At the same time as Germany was waging war in Europe, another country was waging war against its neighbours: Japan. The 1931 invasion of China marked the beginning of 14 year long reign of blood and massacres that rival the bloodbath in Europe.


Yet, history couldn’t have been more lenient towards Japan. Two countries, two brutal wars of aggression, two very different associations.


Germans are forever tainted by Hitler. What comes to mind when one mentions “Germany?” Hitler.


What comes to mind when one hears “Japan”? Technological development? Sony? Now Fukushima?


We first saw evidence of Japanese war crimes in Darwin, Australia. In a 1942 raid the Japanese managed to destroy half of the city. Anybody who visits Darwin is reminded of the tragic events.


Japanese occupation during WW2 reached all of Southeast Asia. Singapore was occupied. So was Indonesia, Malaysia, and the Philippines.

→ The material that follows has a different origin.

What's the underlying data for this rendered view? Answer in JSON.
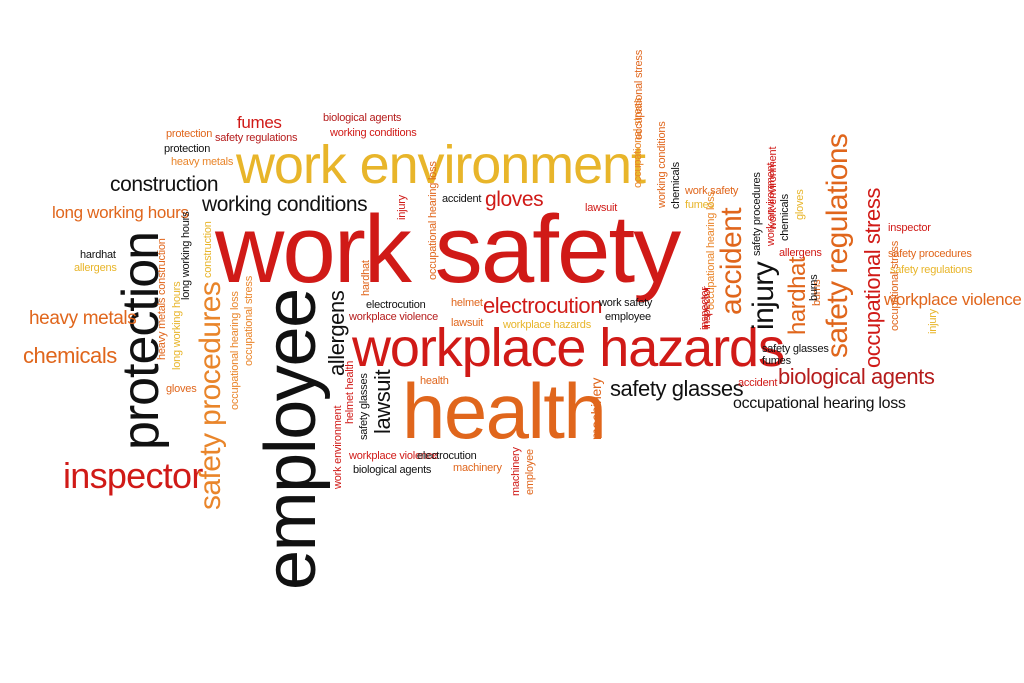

Japanese occupation was ruthless: millions of women in occupied countries became the property of the imperial troops of Japan. Dozens of millions – in China in particular – were bayoneted, beheaded, hanged, worked to death, sent to death camps, or simply eliminated with a bullet.

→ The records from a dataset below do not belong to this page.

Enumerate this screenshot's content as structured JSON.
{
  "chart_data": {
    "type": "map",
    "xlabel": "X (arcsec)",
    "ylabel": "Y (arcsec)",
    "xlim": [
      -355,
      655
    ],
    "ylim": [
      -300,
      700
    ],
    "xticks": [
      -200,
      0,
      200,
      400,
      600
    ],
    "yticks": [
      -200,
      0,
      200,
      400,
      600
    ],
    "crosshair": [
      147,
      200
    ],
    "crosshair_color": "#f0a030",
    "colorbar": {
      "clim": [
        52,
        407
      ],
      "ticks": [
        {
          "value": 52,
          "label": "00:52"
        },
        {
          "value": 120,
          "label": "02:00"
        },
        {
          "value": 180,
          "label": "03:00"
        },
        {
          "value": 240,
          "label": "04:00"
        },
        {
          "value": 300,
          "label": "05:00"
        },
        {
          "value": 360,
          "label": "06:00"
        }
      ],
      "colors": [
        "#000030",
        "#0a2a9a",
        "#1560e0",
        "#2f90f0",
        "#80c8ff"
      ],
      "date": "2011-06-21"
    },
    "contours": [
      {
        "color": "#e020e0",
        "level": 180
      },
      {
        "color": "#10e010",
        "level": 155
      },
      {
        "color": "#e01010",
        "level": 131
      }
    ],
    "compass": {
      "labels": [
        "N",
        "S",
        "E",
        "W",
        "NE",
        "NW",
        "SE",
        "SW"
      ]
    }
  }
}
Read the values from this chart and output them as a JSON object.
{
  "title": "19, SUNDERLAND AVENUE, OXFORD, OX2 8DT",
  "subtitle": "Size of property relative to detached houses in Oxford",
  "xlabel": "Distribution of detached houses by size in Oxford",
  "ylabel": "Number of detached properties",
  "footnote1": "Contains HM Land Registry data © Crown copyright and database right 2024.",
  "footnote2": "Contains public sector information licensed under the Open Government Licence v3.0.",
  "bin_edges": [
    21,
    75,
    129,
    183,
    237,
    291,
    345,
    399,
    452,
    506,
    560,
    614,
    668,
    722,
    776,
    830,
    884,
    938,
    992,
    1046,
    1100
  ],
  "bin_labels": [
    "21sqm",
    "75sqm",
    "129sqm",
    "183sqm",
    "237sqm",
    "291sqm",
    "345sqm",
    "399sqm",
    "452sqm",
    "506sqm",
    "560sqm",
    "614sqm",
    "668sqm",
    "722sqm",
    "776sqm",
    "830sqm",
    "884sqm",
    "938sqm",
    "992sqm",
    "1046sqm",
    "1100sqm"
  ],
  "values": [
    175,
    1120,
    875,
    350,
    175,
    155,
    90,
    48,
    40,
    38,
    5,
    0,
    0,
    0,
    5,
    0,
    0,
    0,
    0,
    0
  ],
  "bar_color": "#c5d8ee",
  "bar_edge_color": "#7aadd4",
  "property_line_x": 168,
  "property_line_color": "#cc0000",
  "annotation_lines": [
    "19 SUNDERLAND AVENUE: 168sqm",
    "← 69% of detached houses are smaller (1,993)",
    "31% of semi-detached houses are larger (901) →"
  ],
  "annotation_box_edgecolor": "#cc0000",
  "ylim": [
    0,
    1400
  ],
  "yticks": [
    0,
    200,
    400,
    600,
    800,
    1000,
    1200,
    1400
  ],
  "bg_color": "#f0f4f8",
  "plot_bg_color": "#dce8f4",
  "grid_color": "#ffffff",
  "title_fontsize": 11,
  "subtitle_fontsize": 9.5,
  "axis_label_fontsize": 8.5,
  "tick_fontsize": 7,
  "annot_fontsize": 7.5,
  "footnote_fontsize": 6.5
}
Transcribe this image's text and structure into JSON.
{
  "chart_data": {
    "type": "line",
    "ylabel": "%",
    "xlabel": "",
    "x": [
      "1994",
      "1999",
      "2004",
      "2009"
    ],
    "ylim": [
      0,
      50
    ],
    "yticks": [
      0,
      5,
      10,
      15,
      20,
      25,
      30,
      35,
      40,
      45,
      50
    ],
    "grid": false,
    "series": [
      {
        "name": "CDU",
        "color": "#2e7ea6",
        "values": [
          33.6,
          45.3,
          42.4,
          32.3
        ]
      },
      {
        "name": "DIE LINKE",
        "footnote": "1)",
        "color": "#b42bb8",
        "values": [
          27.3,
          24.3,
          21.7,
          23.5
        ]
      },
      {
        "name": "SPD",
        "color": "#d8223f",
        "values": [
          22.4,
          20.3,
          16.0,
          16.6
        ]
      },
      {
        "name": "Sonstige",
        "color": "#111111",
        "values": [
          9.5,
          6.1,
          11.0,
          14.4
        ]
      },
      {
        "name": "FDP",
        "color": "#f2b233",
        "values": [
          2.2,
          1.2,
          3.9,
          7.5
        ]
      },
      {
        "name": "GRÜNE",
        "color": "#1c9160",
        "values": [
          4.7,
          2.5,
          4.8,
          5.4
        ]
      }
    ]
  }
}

And what has the Japanese government done after the war to repair the damage?


Virtually nothing. Until very recently Japan considered “comfort women”, as the women forced to service Japanese soldiers during WW2 were called, to be either allied wartime propaganda or willing “lovers” of Japanese imperial troops. Today children in Japan learn from history books similar to those distributed in Soviet Union: the Nanking massacre, the gruesome killing of 300 000 women and children in 1937, is a fabrication of Chinese propaganda. Children also learn that Japan never acted as the aggressor during WW2; it was simply trying to protect its interests in the region. Worse, it is still customary for the prime minister of Japan to pay his respect at the Yasukini Shrine, a place of rest for Japanese war criminals who were hanged by the Americans in 1945.


Can you imagine what kind of hell would fall on Germany if its chancellor paid tribute to the men who were hanged at Nuremberg?


I am writing about this because in Southeast Asia, every major town was occupied by the Japanese and suffered enormously as a result. Yet the Japanese, having denied participation in the most heinous crimes of the 20th Century, are the heroes who brought us Toyota and Playstation.


Unsurprisingly relationships are still strained between Japan and its neighbours. China, South Korea, the Philippines are among many nations who will not let Japan rewrite history because history is too “shameful”.


A nation is truly free when it is able to make amends for its crimes instead of denying them.